Founding member Oliver Steinberg, who was a Republican candidate for US Congress in 1984, had a background of violence discrediting the peace movement in the 1970s. Steinberg was the Grassroots candidate for Lieutenant Governor in 1990.

The Grassroots Party of Minnesota (GRP) ran a full slate of statewide candidates in 1994 and won more votes than all other third parties in Minnesota combined. The Vermont Grassroots Party was formed in 1994.

Russell Bentley, a party candidate for US Senate in 1990 and US Congress in 1992 and GRP board member, was arrested on marijuana smuggling charges in 1996. Bentley was sentenced to five years in federal prison.

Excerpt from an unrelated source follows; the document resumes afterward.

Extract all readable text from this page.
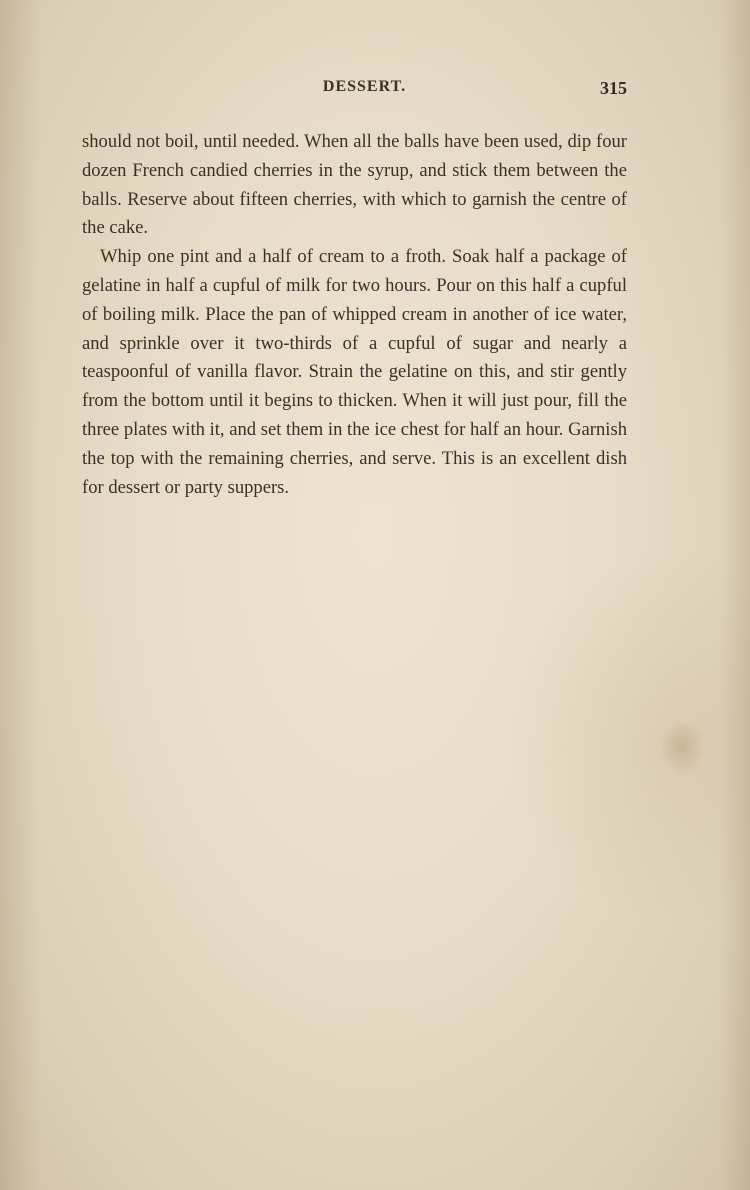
DESSERT.	315

should not boil, until needed. When all the balls have been used, dip four dozen French candied cherries in the syrup, and stick them between the balls. Reserve about fifteen cherries, with which to garnish the centre of the cake.

Whip one pint and a half of cream to a froth. Soak half a package of gelatine in half a cupful of milk for two hours. Pour on this half a cupful of boiling milk. Place the pan of whipped cream in another of ice water, and sprinkle over it two-thirds of a cupful of sugar and nearly a teaspoonful of vanilla flavor. Strain the gelatine on this, and stir gently from the bottom until it begins to thicken. When it will just pour, fill the three plates with it, and set them in the ice chest for half an hour. Garnish the top with the remaining cherries, and serve. This is an excellent dish for dessert or party suppers.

The Independent Grassroots Party
In Minnesota in 1996 the Grassroots Party split, forming the Independent Grassroots Party for one election cycle. John Birrenbach was the Independent Grassroots Presidential candidate and George McMahon was the Vice-presidential candidate. Dan Vacek was the Independent Grassroots candidate for US Representative (MN District 4). In 1998, members of the Independent Grassroots Party established the Legal Marijuana Now political party.

Minnesota

Gubernatorial candidates
In 1990, Ross Culverhouse, a computer programmer and Vietnam veteran was the Grassroots gubernatorial candidate. Oliver Steinberg was the party's candidate for Lieutenant Governor. Culverhouse received 17,176 votes.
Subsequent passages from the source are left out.